Silverio war so von schreckensvollem Staunen durchtränkt, daß ihm die »Aufbesserung der Pachtkontrakte« keinen Eindruck mehr machen konnte. Er dankte verbindlich für die Einladung. Aber er bäte Excellenz um Erlaubnis, vorher am Kelterhaus vorbeizugehen, um nach den Zimmerleuten zu sehen, die den Ausflußbalken ausbesserten. Es wäre nur ein Augenblick, und danach stände er Excellenz zur Verfügung.

Er sprang über ein Gatter und verschwand im Unterholz. Und wir gingen leichtfüßig unsers Wegs, teils wegen der verspäteten Frühstücksstunde und des wieder aufgeheiterten Himmels, teils wegen der der Armut im Gebirge geschehenen Gerechtigkeit.

»Heut hast du deinen Tag nicht verloren. Jacintho, « sagte ich und schlug meinen Freund mit unverhohlener Zärtlichkeit auf die Schulter.

»Welch ein Elend, Zé Fernandes! Das hab' ich mir nicht träumen lassen ... daß es hier, angesichts meines Hauses, andre Häuser gäbe, wo Kinder hungern! Das ist entsetzlich!«

Wir traten in die Allee ein. Ein zwischen zwei dicken, wie Watte geballten Wolken durchbrechender Sonnenstrahl lag auf einer Ecke des Herrenhauses im Hintergrund wie ein heller Goldstreifen. In hohen, fröhlichen Tönen krähten die Hähne. Und ein sanfter Wind ließ die feuchtglänzenden Blätter froh erschauern.

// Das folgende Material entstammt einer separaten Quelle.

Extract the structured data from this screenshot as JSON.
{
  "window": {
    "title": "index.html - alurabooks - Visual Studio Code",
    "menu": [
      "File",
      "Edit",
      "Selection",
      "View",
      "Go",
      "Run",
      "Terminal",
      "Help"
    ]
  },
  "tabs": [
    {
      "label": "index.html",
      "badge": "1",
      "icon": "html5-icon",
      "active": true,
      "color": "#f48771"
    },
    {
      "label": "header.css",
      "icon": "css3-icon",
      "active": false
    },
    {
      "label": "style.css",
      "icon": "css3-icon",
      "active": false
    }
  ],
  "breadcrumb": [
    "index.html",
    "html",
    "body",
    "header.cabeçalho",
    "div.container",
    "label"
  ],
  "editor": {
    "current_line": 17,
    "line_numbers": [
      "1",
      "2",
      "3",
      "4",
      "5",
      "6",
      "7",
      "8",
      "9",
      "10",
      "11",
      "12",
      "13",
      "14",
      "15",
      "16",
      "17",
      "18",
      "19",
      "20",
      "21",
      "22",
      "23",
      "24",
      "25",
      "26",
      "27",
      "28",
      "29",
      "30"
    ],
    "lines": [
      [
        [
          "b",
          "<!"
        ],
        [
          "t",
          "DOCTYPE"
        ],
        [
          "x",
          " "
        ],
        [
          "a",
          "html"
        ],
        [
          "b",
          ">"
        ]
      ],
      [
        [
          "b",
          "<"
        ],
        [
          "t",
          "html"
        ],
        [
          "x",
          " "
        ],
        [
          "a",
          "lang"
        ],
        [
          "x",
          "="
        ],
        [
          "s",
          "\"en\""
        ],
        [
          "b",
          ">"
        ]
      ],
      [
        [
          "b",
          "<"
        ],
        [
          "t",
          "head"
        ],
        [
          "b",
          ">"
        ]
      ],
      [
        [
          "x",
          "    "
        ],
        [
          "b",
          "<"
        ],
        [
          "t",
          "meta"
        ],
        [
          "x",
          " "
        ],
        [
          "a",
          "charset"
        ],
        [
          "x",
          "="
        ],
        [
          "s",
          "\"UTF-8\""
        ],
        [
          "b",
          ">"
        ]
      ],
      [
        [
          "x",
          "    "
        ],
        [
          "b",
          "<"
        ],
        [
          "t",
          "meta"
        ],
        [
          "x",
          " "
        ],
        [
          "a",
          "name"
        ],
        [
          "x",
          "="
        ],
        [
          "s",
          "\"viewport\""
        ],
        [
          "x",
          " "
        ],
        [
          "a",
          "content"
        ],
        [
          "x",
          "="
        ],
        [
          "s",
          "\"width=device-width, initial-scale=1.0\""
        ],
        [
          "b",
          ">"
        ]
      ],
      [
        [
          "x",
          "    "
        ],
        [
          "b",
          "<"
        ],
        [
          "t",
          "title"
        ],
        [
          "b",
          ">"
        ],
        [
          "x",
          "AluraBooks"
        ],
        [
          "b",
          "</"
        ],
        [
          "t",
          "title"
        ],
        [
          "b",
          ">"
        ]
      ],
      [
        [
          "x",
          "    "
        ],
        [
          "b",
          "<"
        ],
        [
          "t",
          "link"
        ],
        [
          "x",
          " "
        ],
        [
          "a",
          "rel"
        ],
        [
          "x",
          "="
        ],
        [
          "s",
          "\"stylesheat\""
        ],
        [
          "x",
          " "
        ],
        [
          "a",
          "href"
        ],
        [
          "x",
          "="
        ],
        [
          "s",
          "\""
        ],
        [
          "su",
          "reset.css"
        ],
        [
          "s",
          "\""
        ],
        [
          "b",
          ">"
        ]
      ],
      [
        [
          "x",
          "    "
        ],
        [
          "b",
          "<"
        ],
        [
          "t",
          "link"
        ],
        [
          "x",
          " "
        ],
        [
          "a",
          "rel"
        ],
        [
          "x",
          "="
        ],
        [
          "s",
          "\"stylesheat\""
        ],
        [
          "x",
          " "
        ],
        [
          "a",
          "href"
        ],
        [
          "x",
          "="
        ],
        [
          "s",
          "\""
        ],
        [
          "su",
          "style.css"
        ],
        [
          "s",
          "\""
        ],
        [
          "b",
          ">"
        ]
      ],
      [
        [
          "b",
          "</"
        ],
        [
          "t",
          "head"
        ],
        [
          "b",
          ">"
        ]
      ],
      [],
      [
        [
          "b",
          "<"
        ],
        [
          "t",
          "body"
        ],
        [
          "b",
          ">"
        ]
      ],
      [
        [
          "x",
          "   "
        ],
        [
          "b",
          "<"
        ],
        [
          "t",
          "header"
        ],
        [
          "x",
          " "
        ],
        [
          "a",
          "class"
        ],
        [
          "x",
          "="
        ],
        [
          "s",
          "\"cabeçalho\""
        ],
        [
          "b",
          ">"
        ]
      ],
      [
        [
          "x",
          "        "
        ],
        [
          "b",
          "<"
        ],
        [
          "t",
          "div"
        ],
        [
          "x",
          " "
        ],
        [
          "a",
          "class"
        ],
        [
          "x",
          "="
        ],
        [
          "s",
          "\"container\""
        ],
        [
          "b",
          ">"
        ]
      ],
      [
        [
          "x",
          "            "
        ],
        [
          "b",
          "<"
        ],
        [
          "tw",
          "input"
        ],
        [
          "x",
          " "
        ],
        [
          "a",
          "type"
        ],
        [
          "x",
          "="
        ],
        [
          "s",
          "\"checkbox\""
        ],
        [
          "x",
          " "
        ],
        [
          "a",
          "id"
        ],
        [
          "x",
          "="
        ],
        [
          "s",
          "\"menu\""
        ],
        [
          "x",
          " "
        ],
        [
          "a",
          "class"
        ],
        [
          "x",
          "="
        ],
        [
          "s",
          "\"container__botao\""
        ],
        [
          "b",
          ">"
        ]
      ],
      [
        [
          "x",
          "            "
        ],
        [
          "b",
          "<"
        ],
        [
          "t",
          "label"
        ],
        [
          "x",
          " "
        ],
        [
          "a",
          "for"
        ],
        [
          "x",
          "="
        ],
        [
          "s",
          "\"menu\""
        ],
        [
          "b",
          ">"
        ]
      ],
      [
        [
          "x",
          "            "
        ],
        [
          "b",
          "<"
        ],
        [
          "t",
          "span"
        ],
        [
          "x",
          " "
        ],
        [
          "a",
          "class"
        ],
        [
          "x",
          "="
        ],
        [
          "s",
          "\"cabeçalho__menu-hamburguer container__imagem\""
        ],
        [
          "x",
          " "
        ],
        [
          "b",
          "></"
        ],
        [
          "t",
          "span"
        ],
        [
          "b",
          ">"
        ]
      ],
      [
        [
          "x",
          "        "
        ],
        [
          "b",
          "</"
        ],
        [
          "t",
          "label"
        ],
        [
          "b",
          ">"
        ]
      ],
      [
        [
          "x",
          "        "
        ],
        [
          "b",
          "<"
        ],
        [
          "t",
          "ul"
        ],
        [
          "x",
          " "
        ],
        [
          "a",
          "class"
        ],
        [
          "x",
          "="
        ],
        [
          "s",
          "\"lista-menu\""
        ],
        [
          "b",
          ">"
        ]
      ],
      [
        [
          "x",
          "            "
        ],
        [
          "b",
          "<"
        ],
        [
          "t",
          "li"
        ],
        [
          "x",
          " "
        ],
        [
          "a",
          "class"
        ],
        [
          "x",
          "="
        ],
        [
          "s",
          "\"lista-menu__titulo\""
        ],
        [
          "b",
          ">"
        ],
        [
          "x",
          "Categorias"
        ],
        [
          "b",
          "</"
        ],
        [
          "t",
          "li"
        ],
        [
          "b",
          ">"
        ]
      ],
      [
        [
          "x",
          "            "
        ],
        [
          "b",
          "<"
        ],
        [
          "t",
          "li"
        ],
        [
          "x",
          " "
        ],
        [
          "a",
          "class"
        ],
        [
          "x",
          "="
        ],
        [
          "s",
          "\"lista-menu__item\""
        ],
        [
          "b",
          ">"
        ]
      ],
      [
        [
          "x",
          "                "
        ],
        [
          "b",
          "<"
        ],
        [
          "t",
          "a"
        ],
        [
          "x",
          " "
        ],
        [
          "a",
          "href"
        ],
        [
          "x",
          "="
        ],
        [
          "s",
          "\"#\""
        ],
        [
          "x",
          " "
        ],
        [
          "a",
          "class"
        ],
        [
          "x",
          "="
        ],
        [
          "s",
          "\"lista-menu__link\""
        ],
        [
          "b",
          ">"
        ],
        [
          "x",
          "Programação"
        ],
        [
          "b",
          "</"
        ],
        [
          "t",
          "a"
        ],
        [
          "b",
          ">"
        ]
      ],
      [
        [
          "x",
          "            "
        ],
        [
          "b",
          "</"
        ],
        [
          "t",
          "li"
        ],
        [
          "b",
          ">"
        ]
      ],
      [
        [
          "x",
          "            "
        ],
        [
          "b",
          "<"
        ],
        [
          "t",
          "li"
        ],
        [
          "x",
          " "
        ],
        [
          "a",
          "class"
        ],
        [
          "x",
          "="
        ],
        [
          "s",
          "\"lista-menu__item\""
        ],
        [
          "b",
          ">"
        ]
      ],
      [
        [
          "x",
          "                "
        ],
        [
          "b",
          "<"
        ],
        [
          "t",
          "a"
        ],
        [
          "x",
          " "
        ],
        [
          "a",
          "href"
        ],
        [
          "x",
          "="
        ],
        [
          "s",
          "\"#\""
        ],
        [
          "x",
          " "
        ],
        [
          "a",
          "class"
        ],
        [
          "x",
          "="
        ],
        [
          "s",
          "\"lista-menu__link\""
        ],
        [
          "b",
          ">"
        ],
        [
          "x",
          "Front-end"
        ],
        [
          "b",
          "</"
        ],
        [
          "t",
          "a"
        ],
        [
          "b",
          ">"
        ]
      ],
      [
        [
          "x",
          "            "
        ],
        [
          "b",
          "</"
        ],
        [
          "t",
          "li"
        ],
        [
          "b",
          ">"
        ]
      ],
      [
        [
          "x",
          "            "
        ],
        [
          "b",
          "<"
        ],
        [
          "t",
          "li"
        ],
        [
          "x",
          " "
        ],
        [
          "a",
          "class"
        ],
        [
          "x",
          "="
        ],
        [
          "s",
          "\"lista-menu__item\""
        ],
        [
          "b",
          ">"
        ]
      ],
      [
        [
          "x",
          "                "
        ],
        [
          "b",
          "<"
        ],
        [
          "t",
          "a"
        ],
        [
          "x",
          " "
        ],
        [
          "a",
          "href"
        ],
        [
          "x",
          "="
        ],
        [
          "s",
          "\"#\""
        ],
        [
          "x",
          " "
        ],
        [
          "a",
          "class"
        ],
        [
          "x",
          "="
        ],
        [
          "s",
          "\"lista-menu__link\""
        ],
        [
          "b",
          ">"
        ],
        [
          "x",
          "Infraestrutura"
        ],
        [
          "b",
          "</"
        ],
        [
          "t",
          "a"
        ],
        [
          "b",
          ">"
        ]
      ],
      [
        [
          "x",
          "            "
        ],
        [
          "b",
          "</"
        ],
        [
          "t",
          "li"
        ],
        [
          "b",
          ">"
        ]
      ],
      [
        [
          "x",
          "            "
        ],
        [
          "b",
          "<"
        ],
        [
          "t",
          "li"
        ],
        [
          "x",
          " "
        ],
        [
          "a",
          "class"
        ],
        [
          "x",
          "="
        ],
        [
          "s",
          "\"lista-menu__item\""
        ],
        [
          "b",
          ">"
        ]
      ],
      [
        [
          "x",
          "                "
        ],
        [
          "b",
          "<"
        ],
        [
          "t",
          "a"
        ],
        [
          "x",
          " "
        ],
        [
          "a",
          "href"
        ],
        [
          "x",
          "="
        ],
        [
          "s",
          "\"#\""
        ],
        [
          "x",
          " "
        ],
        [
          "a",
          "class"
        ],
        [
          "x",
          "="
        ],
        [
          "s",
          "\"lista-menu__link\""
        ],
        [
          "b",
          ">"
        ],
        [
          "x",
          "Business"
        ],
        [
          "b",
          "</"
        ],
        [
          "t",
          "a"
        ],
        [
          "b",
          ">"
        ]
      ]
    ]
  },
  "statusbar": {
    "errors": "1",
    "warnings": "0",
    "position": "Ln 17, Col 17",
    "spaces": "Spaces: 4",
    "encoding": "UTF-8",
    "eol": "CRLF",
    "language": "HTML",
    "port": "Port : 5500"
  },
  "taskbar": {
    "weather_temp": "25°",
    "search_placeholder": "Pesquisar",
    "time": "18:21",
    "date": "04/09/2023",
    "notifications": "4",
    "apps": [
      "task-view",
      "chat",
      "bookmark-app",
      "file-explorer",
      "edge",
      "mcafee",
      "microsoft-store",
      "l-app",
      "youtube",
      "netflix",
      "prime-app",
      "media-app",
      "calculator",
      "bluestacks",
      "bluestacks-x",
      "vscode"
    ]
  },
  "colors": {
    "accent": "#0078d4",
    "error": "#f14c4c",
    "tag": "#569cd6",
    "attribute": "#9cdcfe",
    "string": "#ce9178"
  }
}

»Weißt du, was ich dachte, Jacintho? Dir ist die Legende des heiligen Ambrosius widerfahren ... Nein, es war nicht Ambrosius ... Ich weiß nicht, welcher Heilige ... Es war auch gar kein Heiliger ... Es war nur ein sündiger Ritter, der sich in ein Weib verliebt hatte und seine ganze Seele daran setzte, nur um sie von weitem zu sehen. Als er ihr dann eines Tages verzückt folgte, trat sie in eine Kirchentür, und dort schlug sie plötzlich den Schleier zurück, enthüllte ihren Busen und offenbarte dem armen Ritter eine große Wunde, die ihr die Brust zerfleischte! Auch du bist liebestrunken dahingetaumelt, verliebt in die Serra, die du nur in ihrer Sommerschönheit kanntest. Und heute – plautz! – enthüllt sie ihre großen Schwären ... das ist vielleicht deine Vorbereitung auf den ›heiligen Jacintho‹.«

Die Daumen in den Armausschnitten der Weste, blieb er gedankenverloren stehen:

»Das ist wahr! Ich habe die blutende Wunde gesehen! Aber schließlich, Gott sei Dank, die kann ich noch heilen!«

Ich ließ meinem Prinzen das heitere Trugbild. Frohgemut stiegen wir die Steinstufen des Edelsitzes hinauf.